I'm 26 and it's weird because some people around me would say they felt these emotions during such and such situations but I could never feel this. Is this something up with Asperger's Syndrome?
I'm 26 and it's weird because some people around me would say they felt these emotions during such and such situations but I could never feel this. Is this something up with Asperger's Syndrome?
More often than not, this is the case. Even if I were to send you a link to a Colours Wheel, there will still be a disconnect between a feeling and the ability to identify it.
ProTip!! Here's what I've discovered works even better: Identify a function, an exchange, a system of movement. Use analogy or poetry instead of trying to find the 'feeling'. For instance, "feeling" betrayed, is not actually a feeling, it's the formula or form of what happened. In my not-so-humble opinion, there are a complexity of feelings all tangled up when one has been betrayed. It's never as simple as 'feeling' sad.
Feeling Lost. Lost is a thing happening, a thing in motion, am I misguided or did I misinterpret something or was I not given a map?
I think the dilemma might be the intensity of impact, which fogs up anyones ability to think with clarity and precision, coupled with the fact that language and identifications are already difficult for us, so accessing the part of our brain where we perhaps our connexions aren't as strong as non-autistics is already a bit murky.
https://neuroclastic.com/autism-autistic-solidarity-theory-of-mind-relating/
That's completely different from me even though I'm quite the thinker as well. But usually I think about how other people have wronged me in the past.
I'm the opposite. I feel this all the time and it can be overwhelming and crippling in the end. I'm a thinker and when I focus on anything like regret and guilt I can't get it out of my head.
I do feel like I have Alexithymia to some extent.
i dont feel regret, everything i do is right at the time and wouldnt have been done in any other way. so no one should feel regret, as no matter what they always do what they felt right and responded correctly according to their brain at the time so regret is a bit of a redundant feel that no one should have.

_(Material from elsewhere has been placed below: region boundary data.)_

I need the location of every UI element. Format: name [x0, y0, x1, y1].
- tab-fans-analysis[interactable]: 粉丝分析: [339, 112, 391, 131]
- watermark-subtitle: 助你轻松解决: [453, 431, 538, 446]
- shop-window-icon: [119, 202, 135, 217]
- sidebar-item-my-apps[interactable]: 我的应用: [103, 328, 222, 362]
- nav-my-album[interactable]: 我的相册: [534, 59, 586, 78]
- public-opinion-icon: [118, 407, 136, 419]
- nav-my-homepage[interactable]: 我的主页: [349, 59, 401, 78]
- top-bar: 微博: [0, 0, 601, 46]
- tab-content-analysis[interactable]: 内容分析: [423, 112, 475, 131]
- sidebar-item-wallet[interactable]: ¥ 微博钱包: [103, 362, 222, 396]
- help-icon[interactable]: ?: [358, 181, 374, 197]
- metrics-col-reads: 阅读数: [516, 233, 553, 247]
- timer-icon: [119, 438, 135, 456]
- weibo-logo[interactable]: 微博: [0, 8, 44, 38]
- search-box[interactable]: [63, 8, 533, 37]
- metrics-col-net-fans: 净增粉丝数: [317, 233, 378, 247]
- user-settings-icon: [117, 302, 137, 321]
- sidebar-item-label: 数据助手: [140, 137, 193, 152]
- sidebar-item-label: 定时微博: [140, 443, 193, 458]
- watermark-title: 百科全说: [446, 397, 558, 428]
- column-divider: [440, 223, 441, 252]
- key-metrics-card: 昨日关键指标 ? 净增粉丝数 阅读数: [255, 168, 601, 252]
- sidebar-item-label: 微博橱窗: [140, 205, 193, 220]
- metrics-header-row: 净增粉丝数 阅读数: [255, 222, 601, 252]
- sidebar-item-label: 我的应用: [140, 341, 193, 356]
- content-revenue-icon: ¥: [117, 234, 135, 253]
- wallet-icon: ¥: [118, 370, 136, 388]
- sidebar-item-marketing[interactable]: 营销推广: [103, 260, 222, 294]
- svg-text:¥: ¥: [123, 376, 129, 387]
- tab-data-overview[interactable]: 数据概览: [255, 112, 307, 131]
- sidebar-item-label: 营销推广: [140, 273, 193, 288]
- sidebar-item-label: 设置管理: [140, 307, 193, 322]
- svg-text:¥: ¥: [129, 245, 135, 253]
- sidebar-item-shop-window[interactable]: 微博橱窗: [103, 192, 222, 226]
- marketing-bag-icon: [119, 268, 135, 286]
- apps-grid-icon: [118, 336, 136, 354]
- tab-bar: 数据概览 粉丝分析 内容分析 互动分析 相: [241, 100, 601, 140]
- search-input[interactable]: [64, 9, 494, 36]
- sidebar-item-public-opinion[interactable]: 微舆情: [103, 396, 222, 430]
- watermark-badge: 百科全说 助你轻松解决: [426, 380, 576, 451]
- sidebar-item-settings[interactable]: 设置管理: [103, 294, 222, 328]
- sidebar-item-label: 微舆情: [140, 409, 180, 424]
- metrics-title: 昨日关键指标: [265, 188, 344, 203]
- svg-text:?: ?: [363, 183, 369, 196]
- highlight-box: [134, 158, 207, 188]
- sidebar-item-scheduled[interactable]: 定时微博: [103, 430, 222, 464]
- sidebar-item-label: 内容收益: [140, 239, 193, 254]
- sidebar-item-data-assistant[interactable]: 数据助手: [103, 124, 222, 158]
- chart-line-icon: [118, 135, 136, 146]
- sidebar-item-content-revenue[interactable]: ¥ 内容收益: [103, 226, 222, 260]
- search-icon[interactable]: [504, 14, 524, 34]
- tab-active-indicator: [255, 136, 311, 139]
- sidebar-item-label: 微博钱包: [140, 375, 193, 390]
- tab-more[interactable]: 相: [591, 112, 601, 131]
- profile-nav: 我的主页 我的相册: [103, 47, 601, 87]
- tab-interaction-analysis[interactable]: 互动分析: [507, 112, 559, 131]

guilt, i dunno that one is dependant on your empathy and having wronged someone, and see you have wronged them ,then feel bad about it.... could i feel that? ... i dunno, as with my last point everything i do would have been right and not done any differently, if i make a mistake and it does wrong then that still wouldnt have been any different and id still have made a mistake, but yeah i can feel guilt for it and a want to put any mistake right. then id get pissy when i put it right and they dont accept my putting it right and making it even.
embarrassment, yeah, thats random. and usually based on social things,i dunno maybe getting bad attention and not being able to defend or articulate your point and then feeling like a fool as the spotlights on you and you fail to verbally win your point over and end up looking like a clown even when your point is pretty solid in your head and could win them if you know how to get it out.
mainly though i think the one that we look back on previous events though is cringe... im sure we all feel cringe, look back on previous things then cringe on it and it perhaps makes us even spurt out a verbal tic with how bad the cringe is.
Regret is when I knew I could've made a better decision but didn't. This is different from not knowing what the consequences would be or wishing I had been instructed better. Regretting not studying more for an exam I knew was coming up and aware I just made poor decisions, when in fact, the test was important to me. Regret carries a kind of remorse. However, if I wasn't aware there was more to study (I honestly thought it was just the one book), then it's not regret. It's a kind of sadness though, for what I didn't know.
I've felt humiliated by others. I've been given bad advice and followed which put me in an embarrassing situation. I've stumbled through an attempt to explain a thing and completely misinterpreted what I thought I'd read which lead to feeling a push to fix it.
Guilt is complex. It can be baked into the human psyche from codes received by society. It can be wildly NeuroTypical, used as a way of creating hierarchy, as it can create a sense of indebtedness, even if an illusion. I can genuinely say I've felt like I've made mistakes or felt under pressure to do things in a way which without another I would've done differently. Laws were created to keep some from doing things they would feel at liberty to do otherwise. I do wonder if a lack of guilt is due to being able to see consequence, see the connexion and therefore causality and not do things one might feel guilty for. It can be confused for many things. Misrepresentation of emotions or misrepresentation of a thing is a very NeuroTypical practice.
Another possibility might be in a lack of ability to identify emotions. Alexithymia. I didn't discover I had this problem until I was around 28.